Other, increasingly common audit techniques include two or more countries performing joint and simultaneous audits; a greater focus on “high risk” audit issues, especially transfer pricing; and an increasing reliance on “e-audits” and prescribed formatting of the electronic data.
Wait, there’s even more keeping companies on guard. Not only are audits increasing, the expansion of exchange of information and transparency initiatives — endeavors that extend beyond traditional tax treaties – help tax jurisdictions collaborate more easily. OECD and non-OECD countries are entering into bi-lateral Tax Information Exchange Agreements (TIEAs) that facilitates an automatic exchange of companies’ financial and tax information.
Transparency initiatives, such as the OECD’s Aggressive Tax Planning Disclosure Initiative, promote early, mandatory disclosures by companies for certain transactions. The purpose of these disclosures is to substantially reduce the lag between the creation of aggressive tax planning strategies and transparency of their financial impact to the tax authorities, which traditionally relied on audits for this information.
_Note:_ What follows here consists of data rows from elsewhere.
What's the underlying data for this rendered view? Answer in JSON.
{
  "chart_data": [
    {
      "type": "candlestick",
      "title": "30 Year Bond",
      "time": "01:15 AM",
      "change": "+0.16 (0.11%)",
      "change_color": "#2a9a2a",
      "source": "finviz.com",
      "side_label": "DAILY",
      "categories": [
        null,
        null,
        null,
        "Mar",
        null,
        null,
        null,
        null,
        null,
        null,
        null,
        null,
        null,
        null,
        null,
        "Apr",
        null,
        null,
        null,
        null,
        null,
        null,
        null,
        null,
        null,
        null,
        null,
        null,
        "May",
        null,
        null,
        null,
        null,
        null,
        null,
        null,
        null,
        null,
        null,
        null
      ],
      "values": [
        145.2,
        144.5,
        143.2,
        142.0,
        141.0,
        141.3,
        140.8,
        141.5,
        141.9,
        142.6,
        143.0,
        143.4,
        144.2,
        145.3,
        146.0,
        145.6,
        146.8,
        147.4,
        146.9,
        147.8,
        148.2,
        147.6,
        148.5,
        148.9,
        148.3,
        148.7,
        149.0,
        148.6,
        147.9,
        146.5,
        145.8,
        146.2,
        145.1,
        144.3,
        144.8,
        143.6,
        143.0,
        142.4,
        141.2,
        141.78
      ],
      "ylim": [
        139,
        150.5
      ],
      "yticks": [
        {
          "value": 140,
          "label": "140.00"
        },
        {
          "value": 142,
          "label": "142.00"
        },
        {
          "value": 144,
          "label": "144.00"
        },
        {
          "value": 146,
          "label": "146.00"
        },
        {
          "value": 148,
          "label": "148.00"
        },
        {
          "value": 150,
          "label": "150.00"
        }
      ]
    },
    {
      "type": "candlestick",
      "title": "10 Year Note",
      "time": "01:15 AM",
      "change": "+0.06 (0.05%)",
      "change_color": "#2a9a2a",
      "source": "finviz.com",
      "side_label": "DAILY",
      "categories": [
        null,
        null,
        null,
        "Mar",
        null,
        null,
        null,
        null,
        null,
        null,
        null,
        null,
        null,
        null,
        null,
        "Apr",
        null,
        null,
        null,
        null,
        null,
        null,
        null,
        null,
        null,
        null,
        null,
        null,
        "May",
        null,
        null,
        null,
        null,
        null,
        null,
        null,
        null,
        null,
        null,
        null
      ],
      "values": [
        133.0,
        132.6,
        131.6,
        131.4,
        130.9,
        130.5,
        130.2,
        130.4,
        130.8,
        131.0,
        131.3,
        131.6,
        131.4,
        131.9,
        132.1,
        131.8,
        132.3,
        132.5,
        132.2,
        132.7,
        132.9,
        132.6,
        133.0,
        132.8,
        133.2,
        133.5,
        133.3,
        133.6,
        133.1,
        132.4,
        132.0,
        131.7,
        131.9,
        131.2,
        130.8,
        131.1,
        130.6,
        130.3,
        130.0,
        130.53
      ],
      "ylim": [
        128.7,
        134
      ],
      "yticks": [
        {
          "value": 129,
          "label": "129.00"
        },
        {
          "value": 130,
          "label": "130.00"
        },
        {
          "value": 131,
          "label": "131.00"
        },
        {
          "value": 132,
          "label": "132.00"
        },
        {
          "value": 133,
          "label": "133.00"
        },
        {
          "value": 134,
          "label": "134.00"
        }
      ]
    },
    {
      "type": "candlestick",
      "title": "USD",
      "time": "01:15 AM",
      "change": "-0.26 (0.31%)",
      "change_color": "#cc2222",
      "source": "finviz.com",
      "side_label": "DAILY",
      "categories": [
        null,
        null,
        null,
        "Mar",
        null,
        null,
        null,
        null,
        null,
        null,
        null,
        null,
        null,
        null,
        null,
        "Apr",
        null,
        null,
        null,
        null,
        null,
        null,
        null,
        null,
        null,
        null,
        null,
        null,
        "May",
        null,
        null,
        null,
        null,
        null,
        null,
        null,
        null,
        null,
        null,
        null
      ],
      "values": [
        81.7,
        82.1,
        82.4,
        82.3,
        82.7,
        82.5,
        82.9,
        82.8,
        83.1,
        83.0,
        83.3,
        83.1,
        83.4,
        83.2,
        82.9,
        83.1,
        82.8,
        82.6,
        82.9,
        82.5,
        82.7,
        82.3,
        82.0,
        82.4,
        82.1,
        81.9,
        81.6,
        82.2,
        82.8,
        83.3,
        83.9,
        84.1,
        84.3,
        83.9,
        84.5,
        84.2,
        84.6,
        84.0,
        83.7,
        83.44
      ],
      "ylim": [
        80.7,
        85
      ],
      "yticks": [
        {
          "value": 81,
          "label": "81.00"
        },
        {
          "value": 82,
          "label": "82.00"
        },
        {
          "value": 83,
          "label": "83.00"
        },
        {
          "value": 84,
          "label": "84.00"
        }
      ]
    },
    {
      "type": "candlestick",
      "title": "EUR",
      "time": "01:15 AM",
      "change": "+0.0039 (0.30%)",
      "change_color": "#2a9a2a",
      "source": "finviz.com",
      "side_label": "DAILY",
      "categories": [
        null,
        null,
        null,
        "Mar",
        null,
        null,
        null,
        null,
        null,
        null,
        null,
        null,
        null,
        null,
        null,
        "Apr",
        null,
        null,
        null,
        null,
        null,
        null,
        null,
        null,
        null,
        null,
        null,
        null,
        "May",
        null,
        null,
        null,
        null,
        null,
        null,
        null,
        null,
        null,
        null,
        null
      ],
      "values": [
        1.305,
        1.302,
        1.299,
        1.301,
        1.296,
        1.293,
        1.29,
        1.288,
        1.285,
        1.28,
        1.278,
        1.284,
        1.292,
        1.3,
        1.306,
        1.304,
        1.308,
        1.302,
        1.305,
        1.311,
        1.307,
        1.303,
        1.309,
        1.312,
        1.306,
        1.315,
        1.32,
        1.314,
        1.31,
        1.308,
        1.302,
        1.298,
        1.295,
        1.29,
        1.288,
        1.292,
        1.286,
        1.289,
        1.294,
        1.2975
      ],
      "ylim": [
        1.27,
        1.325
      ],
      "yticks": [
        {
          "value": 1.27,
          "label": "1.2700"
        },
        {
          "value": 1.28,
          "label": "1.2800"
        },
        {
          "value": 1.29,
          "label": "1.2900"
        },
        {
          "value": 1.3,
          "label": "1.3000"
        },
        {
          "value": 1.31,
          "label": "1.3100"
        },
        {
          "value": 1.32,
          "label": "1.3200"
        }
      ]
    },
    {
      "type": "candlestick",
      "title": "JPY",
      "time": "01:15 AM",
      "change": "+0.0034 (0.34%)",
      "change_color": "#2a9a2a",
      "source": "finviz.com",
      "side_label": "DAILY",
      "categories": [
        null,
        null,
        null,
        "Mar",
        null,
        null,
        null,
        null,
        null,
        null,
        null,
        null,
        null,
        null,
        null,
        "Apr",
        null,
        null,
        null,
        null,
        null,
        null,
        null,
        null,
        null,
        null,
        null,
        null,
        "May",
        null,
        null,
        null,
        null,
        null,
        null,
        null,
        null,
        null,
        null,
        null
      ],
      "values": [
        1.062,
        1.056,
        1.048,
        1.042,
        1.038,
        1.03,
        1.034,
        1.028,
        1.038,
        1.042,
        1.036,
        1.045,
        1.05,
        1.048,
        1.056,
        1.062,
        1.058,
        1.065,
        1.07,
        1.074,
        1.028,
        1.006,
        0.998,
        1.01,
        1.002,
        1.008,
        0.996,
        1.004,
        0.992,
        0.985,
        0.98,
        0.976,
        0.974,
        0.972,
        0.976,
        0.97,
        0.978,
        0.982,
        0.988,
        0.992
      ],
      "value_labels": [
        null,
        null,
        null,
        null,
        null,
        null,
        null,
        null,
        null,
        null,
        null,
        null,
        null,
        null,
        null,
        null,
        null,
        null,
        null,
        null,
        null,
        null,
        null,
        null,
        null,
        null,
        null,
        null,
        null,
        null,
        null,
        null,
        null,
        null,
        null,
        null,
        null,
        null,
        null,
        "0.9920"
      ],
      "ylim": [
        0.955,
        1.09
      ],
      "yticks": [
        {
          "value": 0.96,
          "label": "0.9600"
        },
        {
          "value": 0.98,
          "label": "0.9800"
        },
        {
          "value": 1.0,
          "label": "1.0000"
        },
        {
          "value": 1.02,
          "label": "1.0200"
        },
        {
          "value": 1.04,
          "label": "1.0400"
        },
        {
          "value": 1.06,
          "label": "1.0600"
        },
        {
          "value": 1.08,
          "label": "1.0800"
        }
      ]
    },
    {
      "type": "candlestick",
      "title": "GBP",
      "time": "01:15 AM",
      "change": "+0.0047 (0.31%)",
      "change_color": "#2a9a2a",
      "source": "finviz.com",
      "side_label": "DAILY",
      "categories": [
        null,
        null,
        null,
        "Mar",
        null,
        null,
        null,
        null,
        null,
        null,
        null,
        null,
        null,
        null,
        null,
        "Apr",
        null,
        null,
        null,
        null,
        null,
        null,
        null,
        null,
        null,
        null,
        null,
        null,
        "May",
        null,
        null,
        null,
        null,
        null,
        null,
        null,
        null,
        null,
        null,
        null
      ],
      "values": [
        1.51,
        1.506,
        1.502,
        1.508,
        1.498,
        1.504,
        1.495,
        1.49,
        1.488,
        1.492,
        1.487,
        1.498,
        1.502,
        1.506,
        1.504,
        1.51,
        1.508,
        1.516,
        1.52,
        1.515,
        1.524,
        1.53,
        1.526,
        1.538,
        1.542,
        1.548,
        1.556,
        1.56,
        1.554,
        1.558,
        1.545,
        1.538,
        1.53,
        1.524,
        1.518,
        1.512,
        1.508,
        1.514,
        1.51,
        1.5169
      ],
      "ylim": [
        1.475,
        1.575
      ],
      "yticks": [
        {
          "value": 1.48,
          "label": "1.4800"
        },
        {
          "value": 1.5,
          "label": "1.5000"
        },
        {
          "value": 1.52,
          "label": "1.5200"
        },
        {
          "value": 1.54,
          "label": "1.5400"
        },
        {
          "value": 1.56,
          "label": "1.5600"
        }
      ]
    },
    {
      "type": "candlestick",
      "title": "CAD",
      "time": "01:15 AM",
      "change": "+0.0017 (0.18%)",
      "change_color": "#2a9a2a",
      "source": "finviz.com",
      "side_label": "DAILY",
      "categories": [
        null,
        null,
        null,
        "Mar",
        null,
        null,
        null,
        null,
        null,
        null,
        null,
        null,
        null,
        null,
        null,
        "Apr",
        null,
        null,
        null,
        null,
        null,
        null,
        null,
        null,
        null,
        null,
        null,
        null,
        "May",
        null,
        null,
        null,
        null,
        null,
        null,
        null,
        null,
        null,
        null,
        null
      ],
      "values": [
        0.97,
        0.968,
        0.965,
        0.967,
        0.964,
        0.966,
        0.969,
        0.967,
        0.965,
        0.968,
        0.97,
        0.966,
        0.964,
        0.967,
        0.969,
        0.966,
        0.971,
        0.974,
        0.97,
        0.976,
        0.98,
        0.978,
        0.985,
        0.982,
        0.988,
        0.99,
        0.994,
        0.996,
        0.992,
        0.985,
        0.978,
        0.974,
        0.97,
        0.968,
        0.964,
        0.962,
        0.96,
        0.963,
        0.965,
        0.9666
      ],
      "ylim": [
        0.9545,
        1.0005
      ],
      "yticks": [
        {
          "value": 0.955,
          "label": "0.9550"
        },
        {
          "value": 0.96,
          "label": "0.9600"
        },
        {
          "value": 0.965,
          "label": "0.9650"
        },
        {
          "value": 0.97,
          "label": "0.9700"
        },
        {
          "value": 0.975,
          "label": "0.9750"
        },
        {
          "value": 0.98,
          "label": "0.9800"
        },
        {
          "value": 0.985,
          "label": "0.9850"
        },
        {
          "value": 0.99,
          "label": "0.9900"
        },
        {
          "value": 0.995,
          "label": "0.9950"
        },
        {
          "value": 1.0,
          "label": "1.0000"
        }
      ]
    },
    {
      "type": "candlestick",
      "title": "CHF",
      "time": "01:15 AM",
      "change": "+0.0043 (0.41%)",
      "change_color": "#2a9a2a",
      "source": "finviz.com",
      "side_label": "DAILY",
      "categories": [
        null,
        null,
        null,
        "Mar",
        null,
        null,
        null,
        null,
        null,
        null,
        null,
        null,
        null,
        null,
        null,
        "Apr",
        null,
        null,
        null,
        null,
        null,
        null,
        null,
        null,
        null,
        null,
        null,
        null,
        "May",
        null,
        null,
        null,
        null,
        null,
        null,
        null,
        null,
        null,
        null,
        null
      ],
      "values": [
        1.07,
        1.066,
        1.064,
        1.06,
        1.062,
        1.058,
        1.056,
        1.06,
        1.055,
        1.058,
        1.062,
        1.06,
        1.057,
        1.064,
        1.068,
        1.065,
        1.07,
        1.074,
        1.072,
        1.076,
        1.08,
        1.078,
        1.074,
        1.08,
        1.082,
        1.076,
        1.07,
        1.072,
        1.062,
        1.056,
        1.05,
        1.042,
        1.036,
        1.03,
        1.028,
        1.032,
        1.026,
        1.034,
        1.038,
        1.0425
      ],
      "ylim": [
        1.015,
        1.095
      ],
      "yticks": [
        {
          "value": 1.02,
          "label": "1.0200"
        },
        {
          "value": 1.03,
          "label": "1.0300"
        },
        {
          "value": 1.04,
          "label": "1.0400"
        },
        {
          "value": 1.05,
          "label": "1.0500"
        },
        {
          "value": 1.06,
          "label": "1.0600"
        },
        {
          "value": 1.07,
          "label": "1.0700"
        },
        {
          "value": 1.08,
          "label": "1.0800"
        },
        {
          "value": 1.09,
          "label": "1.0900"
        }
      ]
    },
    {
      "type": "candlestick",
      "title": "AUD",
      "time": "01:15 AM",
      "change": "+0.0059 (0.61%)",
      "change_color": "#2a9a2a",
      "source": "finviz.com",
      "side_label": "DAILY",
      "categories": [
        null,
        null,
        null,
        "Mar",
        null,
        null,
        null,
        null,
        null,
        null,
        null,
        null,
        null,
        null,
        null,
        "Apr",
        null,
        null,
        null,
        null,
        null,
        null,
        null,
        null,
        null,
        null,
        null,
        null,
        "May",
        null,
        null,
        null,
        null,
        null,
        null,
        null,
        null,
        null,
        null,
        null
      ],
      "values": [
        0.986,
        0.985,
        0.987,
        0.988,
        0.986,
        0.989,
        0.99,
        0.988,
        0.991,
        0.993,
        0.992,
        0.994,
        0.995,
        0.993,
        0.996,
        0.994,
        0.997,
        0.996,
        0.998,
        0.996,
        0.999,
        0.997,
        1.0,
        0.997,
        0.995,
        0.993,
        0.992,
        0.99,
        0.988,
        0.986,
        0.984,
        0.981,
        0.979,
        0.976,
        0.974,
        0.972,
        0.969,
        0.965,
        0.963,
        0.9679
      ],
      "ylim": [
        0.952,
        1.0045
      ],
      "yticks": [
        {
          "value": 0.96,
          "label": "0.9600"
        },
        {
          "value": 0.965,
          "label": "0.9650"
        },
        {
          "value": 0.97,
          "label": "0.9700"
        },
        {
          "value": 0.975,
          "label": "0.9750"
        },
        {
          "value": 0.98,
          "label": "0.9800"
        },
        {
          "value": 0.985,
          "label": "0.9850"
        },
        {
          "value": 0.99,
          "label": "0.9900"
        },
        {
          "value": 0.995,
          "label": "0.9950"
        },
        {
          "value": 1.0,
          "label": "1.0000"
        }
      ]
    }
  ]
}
Tax professionals should be aware of these issues so that they can develop effective responses to intensifying audit activity. These developments pose significant challenges for tax departments around the world. The following steps can help tax departments address these challenges:
- Synchronize your company’s global tax policy and global business strategies. Robust documentation, especially around business purpose for executed strategies, is a strong defense.
- Develop internal procedures and discipline around processes to ensure sufficient, contemporaneous documentation. Make sure accounting systems and data warehouses contain the level of easily-accessible data that will be requested during an audit, especially the emerging e-audits.
- Utilize resources effectively. The increased caseload will require more resources. Consider utilizing available audit resolution programs to help manage limited resources. These programs include IRS CAP programs, Pre-filing Agreements, Advance Pricing Agreements, managed audits and voluntary disclosures.
These proactive steps can help companies achieve a greater sense of certainty and efficiency as audits and transparency initiatives continue to increase around the world with no end in sight.
Please remember that the Tax Matters provides information for educational purposes, not specific tax or legal advice. Always consult a qualified tax or legal advisor before taking any action based on this information.